Speaker
Description
The research on Inertial Confinement Fusion (ICF) is always requiring the development of new types of materials. The structure of the fusion capsule has to be precisely tailored to ensure an optimal performance for the implosion and ignition, and also a reliable reproducibility of the plasma behavior from shot to shot, in the view of a future fusion reactor. Among the various processes affecting the performance of the capsule, hydrodynamic instabilities, such as the Rayleigh-Taylor instability, and parametric instabilities, such as the stimulated Brillouin scattering, the stimulated Raman scattering and the two-plasmon decay, play a detrimental role. Hydrodynamic instabilities degrade the compression efficiency, while the parametric instabilities reduce the absorption of the laser energy in the fusion target, scattering the laser light and producing suprathermal particles which cause a typically unwanted preheat of the fuel.
Micro-structured low-density materials, such as porous materials, or foams, with a randomly arranged internal structure have been shown in the last decades to be able to reduce to some extent the aforementioned issues. They can increase the efficiency of the absorption of the laser in the plasma [1], reduce hydrodynamic and parametric instabilities [2] and also increase the pressure at the shock front [3]. All these advantages are due to the peculiar features of their internal structure, constituted by solid parts, in the shape of filaments and membranes, and by empty spaces.
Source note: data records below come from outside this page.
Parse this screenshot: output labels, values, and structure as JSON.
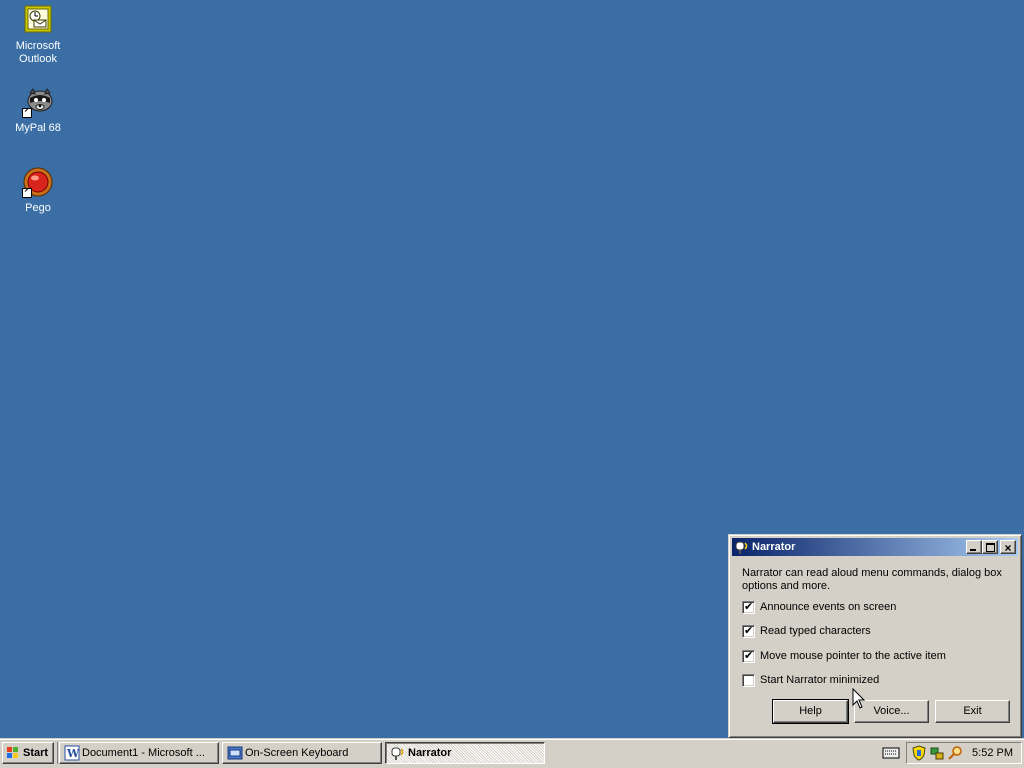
{
  "desktop": {
    "background": "#3a6ea5",
    "icons": [
      {
        "label_line1": "Microsoft",
        "label_line2": "Outlook",
        "icon": "outlook-icon"
      },
      {
        "label_line1": "MyPal 68",
        "label_line2": "",
        "icon": "raccoon-icon"
      },
      {
        "label_line1": "Pego",
        "label_line2": "",
        "icon": "pego-icon"
      }
    ]
  },
  "narrator": {
    "title": "Narrator",
    "description": "Narrator can read aloud menu commands, dialog box options and more.",
    "options": [
      {
        "label": "Announce events on screen",
        "checked": true
      },
      {
        "label": "Read typed characters",
        "checked": true
      },
      {
        "label": "Move mouse pointer to the active item",
        "checked": true
      },
      {
        "label": "Start Narrator minimized",
        "checked": false
      }
    ],
    "buttons": {
      "help": "Help",
      "voice": "Voice...",
      "exit": "Exit"
    }
  },
  "taskbar": {
    "start_label": "Start",
    "tasks": [
      {
        "label": "Document1 - Microsoft ...",
        "icon": "word-icon",
        "active": false
      },
      {
        "label": "On-Screen Keyboard",
        "icon": "keyboard-icon",
        "active": false
      },
      {
        "label": "Narrator",
        "icon": "narrator-icon",
        "active": true
      }
    ],
    "tray": {
      "clock": "5:52 PM"
    }
  }
}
The size of the empty spaces can be either of the order of 1 μm or of tens of μm and the average density can range from a few mg/cm3 to hundreds of mg/cm3. Therefore, foams with an average density lower or higher than the critical density for the given laser wavelength can be selected.
In the decades, a notable control on the average material parameters during manufacturing has been achieved, but the techniques traditionally used do not give the ability to finely tune the internal structure on the basis of the experimental needs. Each foam is a unique piece and the parameters, such as the density and the size of the empty spaces are usually the same over the whole sample. Also, stacking various layers of foams with different parameters can be hardly done with the traditional techniques. However, accessing these capabilities may improve the performances of the material during the interaction with a high-power laser and permit the design of even complicated geometries for a new class of targets.
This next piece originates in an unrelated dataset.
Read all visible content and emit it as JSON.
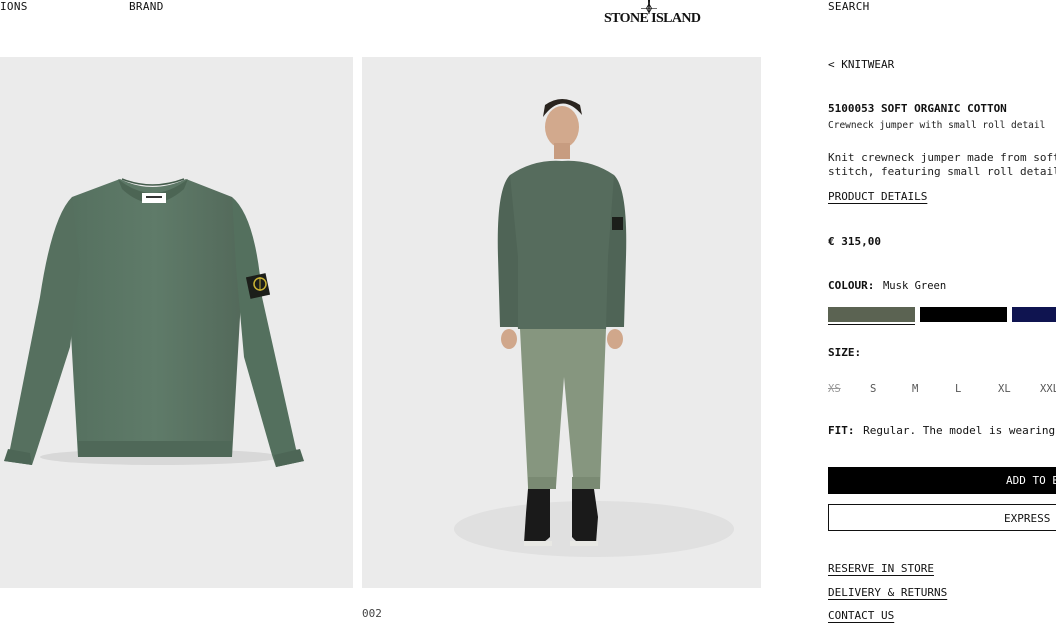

The techniques for manufacturing micro- and nano-structured materials with the use of ultrashort pulsed lasers which are currently being developed allow to realize complex structures and internal architectures with a high precision, which can be as lower as a few tens of nanometers.
Ultrafast laser direct write 3D micro-/nano-lithography (also known as two-photon polymerization or multi-photon lithography) is becoming an established tool for precission 3D printing. Using tight focusing and exploiting spatially confined light-matter interaction allow fabrication of arbitrary objects with accurately defined features out of diverse cross-linkable organic and hybrid organic- inorganic materials [4]. The state-of-the-art technique empowers additive manufacturing of structures having ~100 nm individual resolved features with overall object dimensions up to mm in scales [5].
Micro-structured materials fabricated in this way will have several advantages. Every feature of the internal structure can be engineered with precision and freedom, by realizing a computer model which will then be faithfully reproduced by the printing process. This allows to tune the sample parameters, such as the density, the thickness or the separation between the printed filaments, with precision and freedom, also ensuring a high reproducibility of the targets from shot to shot.
In this work we will present the preliminary results of a campaign conducted at the ABC laser facility in the ENEA Research Center in Frascati, in which we irradiated micro-structured materials realized at the Vilnius Laser Research Center by additive manufacturing. We will discuss the fabrication strategy of the targets, which involved two different printing techniques. The foam sample was obtained by direct laser writing and it was kept in place on the target holder in the experimental chamber by a support structure 3D printed with a UV table-top lithographic commercial printer (Asiga Pico 2 UV). We will then describe the behavior of the plasma under irradiation at about 1014 W/cm2 at the fundamental wavelength of the ABC laser. The data collected show a high reproducibility from shot to shot and peculiar features compared to foams produced with traditional methods.